Sofia se metió una sobredosis en la azotea del Richter Tennis Center de West Hollywood dos semanas después de que Damien hiciera pública la historia de los abusos. Teniendo en cuenta la hora de la sobredosis y la total certeza de que la encontrarían, el loquero cree que más bien fue un grito de socorro y los tribunales estuvieron de acuerdo, tanto en California como en Londres. Ahora está en rehabilitación, pero esta vez por orden judicial. Imagino que algún día Damien querrá volver a verla. Mientras tanto, sigue ayudándola económicamente. No lo culpo por ello; tienen una historia en común, aunque sea una historia de mierda.
—También me gustaría pasar unos días en Alemania —dice Damien dejando a un lado el espectro de Gran Bretaña que parece flotar en la habitación—. No pudimos visitarla en su momento. Y hablando de Alemania —añade sacando una pequeña caja de su bolsillo—, te compré esto antes de que el juicio empezara. Tenía planeado dártelo después de que me exculparan, pero se me complicaron un poco las cosas.
—¿Puedo abrirlo?
—Por supuesto —dice con un extraño brillo en la mirada.

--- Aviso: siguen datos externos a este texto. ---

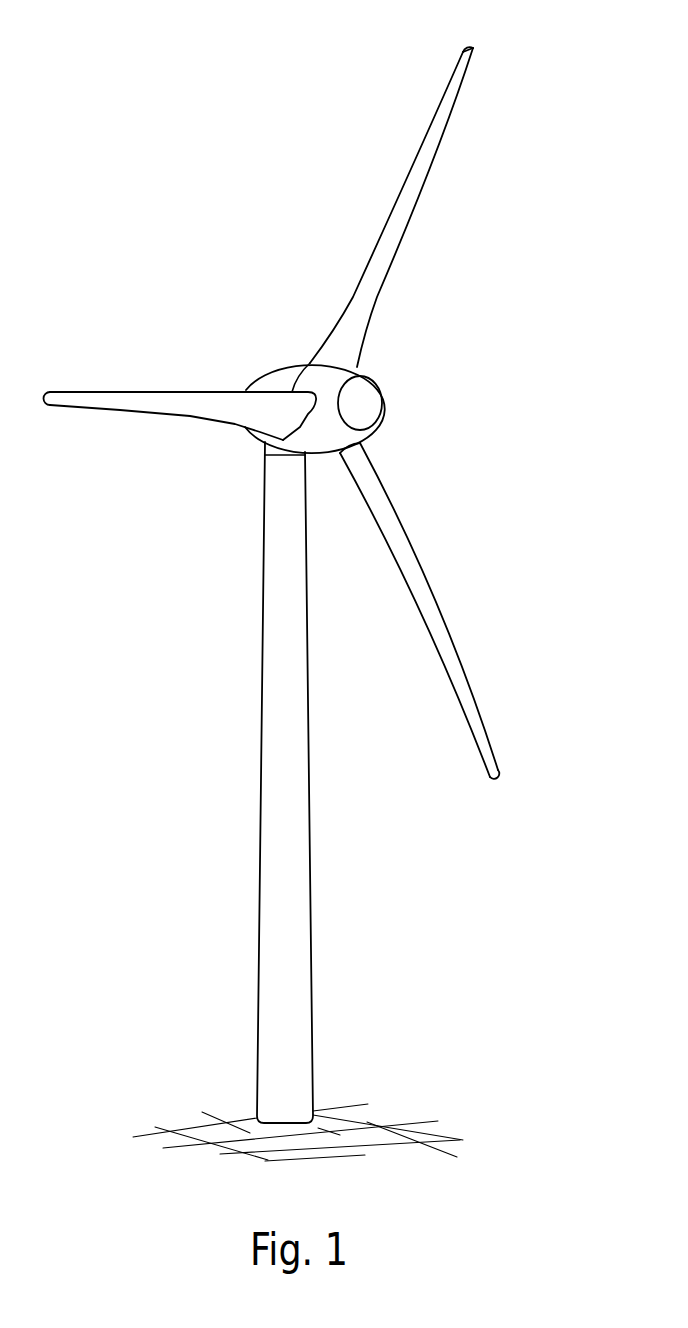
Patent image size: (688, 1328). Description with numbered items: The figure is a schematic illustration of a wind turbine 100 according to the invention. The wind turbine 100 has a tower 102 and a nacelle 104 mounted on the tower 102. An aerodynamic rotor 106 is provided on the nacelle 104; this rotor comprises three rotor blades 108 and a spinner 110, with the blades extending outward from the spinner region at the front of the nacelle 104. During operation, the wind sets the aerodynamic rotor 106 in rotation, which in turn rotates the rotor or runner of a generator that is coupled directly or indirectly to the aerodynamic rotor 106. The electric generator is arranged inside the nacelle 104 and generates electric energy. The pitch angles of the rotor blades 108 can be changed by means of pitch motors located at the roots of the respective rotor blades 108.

Abro la caja y dentro me encuentro otra caja todavía más pequeña de terciopelo. Noto una presión en el pecho y la piel me empieza a arder. Me obligo a no sacar conclusiones precipitadas. Saco la cajita de terciopelo, abro la tapa y se me entrecorta la respiración cuando veo un solitario de platino y diamantes que brilla bajo las luces.

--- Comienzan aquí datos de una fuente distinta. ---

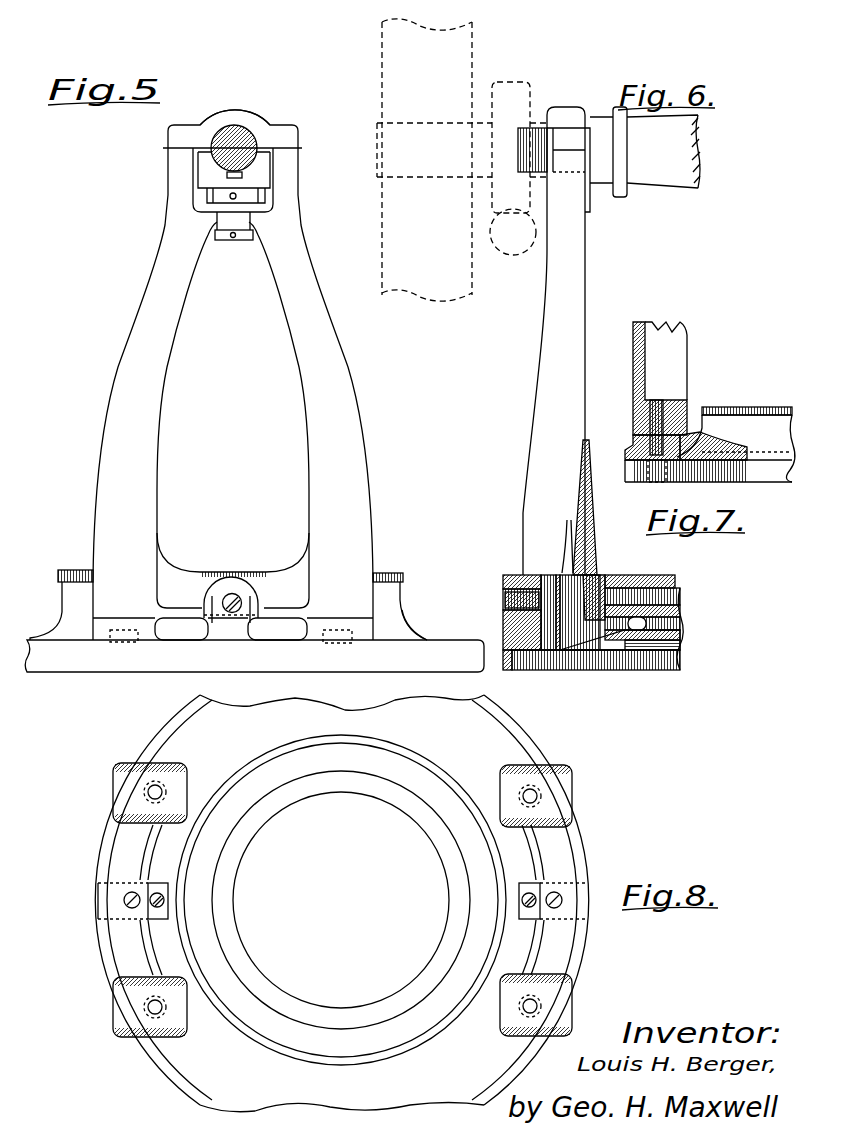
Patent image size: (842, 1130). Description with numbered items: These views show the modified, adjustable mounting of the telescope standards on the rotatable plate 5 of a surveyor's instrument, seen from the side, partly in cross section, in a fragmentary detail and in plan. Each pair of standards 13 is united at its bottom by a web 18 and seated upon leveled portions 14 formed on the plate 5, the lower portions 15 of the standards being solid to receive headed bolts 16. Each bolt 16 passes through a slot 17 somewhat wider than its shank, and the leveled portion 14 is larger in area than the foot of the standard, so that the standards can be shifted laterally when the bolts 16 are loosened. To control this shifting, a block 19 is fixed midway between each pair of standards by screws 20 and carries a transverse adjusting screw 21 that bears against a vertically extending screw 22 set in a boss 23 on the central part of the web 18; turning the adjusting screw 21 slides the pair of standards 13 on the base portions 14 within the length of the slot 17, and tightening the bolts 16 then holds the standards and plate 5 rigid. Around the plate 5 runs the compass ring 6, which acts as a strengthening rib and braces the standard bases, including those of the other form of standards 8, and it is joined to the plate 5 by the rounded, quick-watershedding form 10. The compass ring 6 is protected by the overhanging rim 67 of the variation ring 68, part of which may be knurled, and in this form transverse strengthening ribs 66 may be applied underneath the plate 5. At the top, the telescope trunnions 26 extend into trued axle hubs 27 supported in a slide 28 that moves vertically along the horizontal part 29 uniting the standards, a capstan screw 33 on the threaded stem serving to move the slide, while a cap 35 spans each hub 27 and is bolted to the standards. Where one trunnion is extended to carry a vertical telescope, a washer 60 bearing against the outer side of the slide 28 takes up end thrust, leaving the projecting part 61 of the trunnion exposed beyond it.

In FIG. 5, the plate 5 is at (254, 656).
In FIG. 6, the plate 5 is at (591, 660).
In FIG. 8, the plate 5 is at (513, 731).
In FIG. 5, the compass ring 6 is at (394, 597).
In FIG. 6, the compass ring 6 is at (608, 590).
In FIG. 7, the compass ring 6 is at (715, 423).
In FIG. 8, the compass ring 6 is at (415, 754).
In FIG. 8, the standard 8 is at (148, 856).
In FIG. 5, the rounded strengthening form 10 is at (406, 628).
In FIG. 5, the standard 13 is at (152, 388).
In FIG. 6, the standard 13 is at (560, 412).
In FIG. 7, the standard 13 is at (633, 360).
In FIG. 8, the standard 13 is at (116, 799).
In FIG. 5, the leveled portion 14 is at (151, 628).
In FIG. 6, the leveled portion 14 is at (520, 654).
In FIG. 7, the leveled portion 14 is at (633, 441).
In FIG. 7, the lower portion 15 is at (680, 408).
In FIG. 8, the lower portion 15 is at (184, 778).
In FIG. 5, the headed bolt 16 is at (127, 643).
In FIG. 7, the headed bolt 16 is at (645, 467).
In FIG. 8, the headed bolt 16 is at (158, 783).
In FIG. 7, the slot 17 is at (713, 457).
In FIG. 8, the slot 17 is at (168, 794).
In FIG. 5, the web 18 is at (173, 574).
In FIG. 6, the web 18 is at (568, 566).
In FIG. 8, the web 18 is at (586, 855).
In FIG. 5, the block 19 is at (246, 613).
In FIG. 6, the block 19 is at (503, 612).
In FIG. 8, the block 19 is at (168, 886).
In FIG. 6, the screw 20 is at (543, 648).
In FIG. 8, the screw 20 is at (168, 899).
In FIG. 5, the adjusting screw 21 is at (235, 600).
In FIG. 6, the adjusting screw 21 is at (508, 576).
In FIG. 8, the adjusting screw 21 is at (98, 898).
In FIG. 6, the vertically extending screw 22 is at (542, 576).
In FIG. 6, the boss 23 is at (520, 574).
In FIG. 8, the boss 23 is at (107, 876).
In FIG. 6, the trunnion 26 is at (670, 178).
In FIG. 5, the axle hub 27 is at (254, 131).
In FIG. 5, the slide 28 is at (264, 173).
In FIG. 6, the slide 28 is at (552, 198).
In FIG. 5, the horizontal part 29 is at (244, 220).
In FIG. 5, the capstan screw 33 is at (229, 578).
In FIG. 5, the cap 35 is at (232, 110).
In FIG. 6, the cap 35 is at (574, 112).
In FIG. 6, the washer 60 is at (544, 127).
In FIG. 6, the projecting part of the trunnion 61 is at (518, 151).
In FIG. 6, the transverse strengthening rib 66 is at (610, 643).
In FIG. 5, the overhanging rim 67 is at (389, 572).
In FIG. 6, the overhanging rim 67 is at (590, 577).
In FIG. 7, the overhanging rim 67 is at (753, 408).
In FIG. 6, the variation ring 68 is at (607, 648).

Me fallan las rodillas y me alegra poder apoyarme en el marco de la puerta que tengo justo detrás.
—Damien —susurro, temiendo estar viendo lo que no es; tal vez solo se trate de un anillo bonito. Otro regalo maravilloso—. ¿Compraste esto antes del juicio?
—Ya te lo dije —dice con dulzura—. Jamás pensé que podría perderlo. Ni el juicio ni a ti. Ahora he aprendido que no se debe dar nada por hecho.
Sus palabras todavía flotan en el aire cuando se pone de rodillas. Me coge de la mano y me quedo helada. Siento que me tiembla la cara e intento evitarlo; estoy demasiado asustada para sonreír.
—Solo hay una mujer en este mundo capaz de conseguir que me ponga de rodillas. Así que dígame, señorita Fairchild: ¿me haría el mayor de los honores y se casaría conmigo?
Se me escapa la sonrisa y estallo en una espectacular carcajada de felicidad. Le sonrío, sonrío al hombre que quiero. Y mientras lo levanto y lo abrazo, pronuncio la única palabra que soy capaz de articular, la única palabra que importa: «Sí».